Posted by Don Bryant on December 21, 2006

Often the great cry of revivalist movements is a return to the book of Acts and the times of the early church. That sounds intriguing but it has always seemed something too easily said, a sort of Luddite version of Christianity. Of course, the hunger is for fresh experiences of spiritual power, simplicity of focus, the rapid expansion of the Church apart from marketing, bureaucracy, and all the baggage of modern church life. 

But it is also the cry of the cults and the simple. They seem to have a running theme that the church has corrupted Christianity and the only way to return to purity is a return to the early church life and patterns. The question is, whose version of the early church? And also, why would we want to return to the embryonic stage of development rather than draw from 2,000 years of development, reflection and examples of heroism, faithfulness and virtue. Would I want to live in a time before the great shaping creeds of the church that hammered out an orthodoxy that has sustained Christian discipleship for hundreds of years? Would I want to live in a time before Augustine and Aquinas? Would I want to live in a time before Christianity moved into the centers of intellectual dominance and established itself as a real alternative worldview? Would I want to live in a time before the great mystical writings of the fifth and sixth centuries? No, no, no, no.

Cardinal John Henry Newman, a convert to Roman Catholicism from Anglicanism in the 1800s, made the strongest case for this position. His position against Protestant simplicity was that since the church is the pillar and foundation of the truth and itself a means of God’s self-revelation, the desire to return to the church’s embryonic state is a self-defeating proposition. What adult would want to return to childhood? (On second thought, there might be something to that – as they say, you can’t be young forever but you can always be immature!!!!) There are things gained that are precious – and indeed necessary for moving on. The church by definition cannot be what it was, should not be what it was.
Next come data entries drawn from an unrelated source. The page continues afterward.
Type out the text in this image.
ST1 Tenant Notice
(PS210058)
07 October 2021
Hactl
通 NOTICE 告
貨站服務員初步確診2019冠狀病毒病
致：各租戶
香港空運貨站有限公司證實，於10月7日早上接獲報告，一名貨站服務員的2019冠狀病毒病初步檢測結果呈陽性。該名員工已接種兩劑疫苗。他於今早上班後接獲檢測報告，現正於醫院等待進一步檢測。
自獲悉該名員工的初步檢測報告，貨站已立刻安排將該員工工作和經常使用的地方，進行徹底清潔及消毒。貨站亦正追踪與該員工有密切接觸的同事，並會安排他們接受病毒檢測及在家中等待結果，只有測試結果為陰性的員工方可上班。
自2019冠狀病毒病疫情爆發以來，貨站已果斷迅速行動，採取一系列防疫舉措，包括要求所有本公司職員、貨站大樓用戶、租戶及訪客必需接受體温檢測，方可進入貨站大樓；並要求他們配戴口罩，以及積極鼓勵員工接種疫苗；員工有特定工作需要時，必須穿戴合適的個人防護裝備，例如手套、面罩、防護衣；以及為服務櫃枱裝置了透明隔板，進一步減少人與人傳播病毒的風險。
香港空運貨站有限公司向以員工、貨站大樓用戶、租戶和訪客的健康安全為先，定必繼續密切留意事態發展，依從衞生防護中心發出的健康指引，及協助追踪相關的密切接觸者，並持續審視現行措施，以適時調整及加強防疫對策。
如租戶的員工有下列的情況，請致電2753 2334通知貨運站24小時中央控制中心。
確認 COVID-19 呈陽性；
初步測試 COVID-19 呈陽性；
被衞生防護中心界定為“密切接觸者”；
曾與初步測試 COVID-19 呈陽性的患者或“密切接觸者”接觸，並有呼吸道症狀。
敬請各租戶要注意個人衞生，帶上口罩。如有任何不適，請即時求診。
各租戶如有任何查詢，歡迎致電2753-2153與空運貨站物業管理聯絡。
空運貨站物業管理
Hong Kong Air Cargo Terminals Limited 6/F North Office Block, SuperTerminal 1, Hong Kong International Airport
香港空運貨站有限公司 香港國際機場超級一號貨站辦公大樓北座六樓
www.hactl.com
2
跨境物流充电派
The sources of the church’s life are there in the Book of Acts – the apostolic tradition, the gift of the Holy Spirit, the emerging authority of those writings which would soon be recognized as inspired, the evangelistic impulse, etc. Those sources remain sources still. But like a snowball rolling downhill they now come to us with larger dimensions and potentially more powerful impact.

No, don’t take me back to the Book of Acts. Move me forward to the Bride ready for the Bridegroom, refined through the fires of trial, made more glorious through reflection, devotion and steadfast love for the departed but coming again Jesus. Give me a church not at its beginning but in its maturity with many a lesson learned, howbeit the hard way.